By their opposite strategies, the paintings and drawings of the Listening to the Mountain series finally enlist the gallery space into the dialogue that is at the heart of Nicole Bauberger’s work. Her sustained engagement plays with its own key gambits. Topography and communion are fused here. It’s particularly fitting for a Montreal venue to host such a cycle about land, sky, description, time, and telling: because of our own aged mountain, but also because this is a place whose long history holds voices other than those, more recent, of topography, and communion.

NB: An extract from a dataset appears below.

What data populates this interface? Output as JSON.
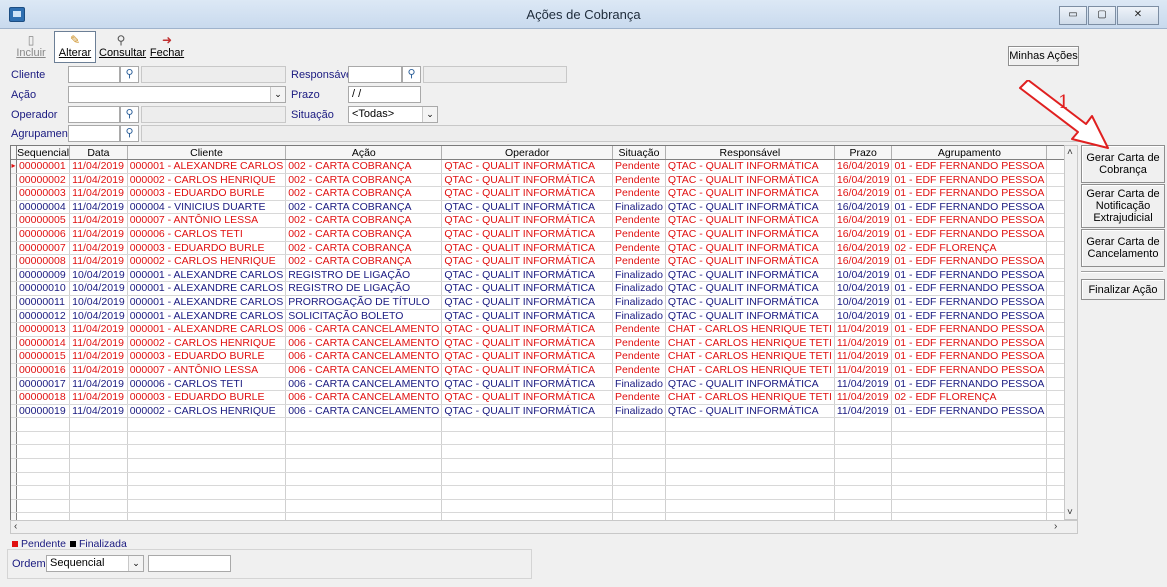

Mount-Royal is honoured by the artist through the presentation of a new triptych. La Montagne de la Montagne, La Montagne de Peel, La Montagne de plus à l’est (McGill College) afford an almost irresistible sense of recognition of our urban experience on what seems like a single summer day – a different way of segmenting the experience of mountain, one which rests as a quiet sentinel over the Saint Lawrence valley and the metropolis just below. It’s another incommensurability, different to that of the Tombstones. Our catalogues of experience are one thing, as we hover between the imagination of place and the courage to listen to it over time. For an artistic practice that enables a second degree of dialogue between its own profound time of gathering and listening through the sensitive antenna of brushed response, and the time of public presentation, the question of the difference between time and history begins to emerge. “The time of the image is not the time of history”, wrote Georges Didi-Huberman in an account of the Mnemosyne project of Aby Warburg. Yet the work of Listening to the Mountain carries both the epic accruals of the earth before art, and those of the artist willing, with art, to welcome the earth, and present it anew.
Dominic Hardy
Montreal, February 2009
1. « … nous ne sommes pas devant l’image comme devant une chose dont on sautrait tracer les frontières exactes. L’ensemble des coordonnées positives – auteur, date, technique, iconographie… - n’y suffit évidemment pas. Une image, chaquie image est le résultat de mouvements provisoirement sédimentées ou cristallisées en elle.” Georges Didi-Huberman, L’image survivante. Histoire de l’art et temps des fantômes selon Aby Warburg (Paris, Editions de Minuit, 2002) : 39 (our translation).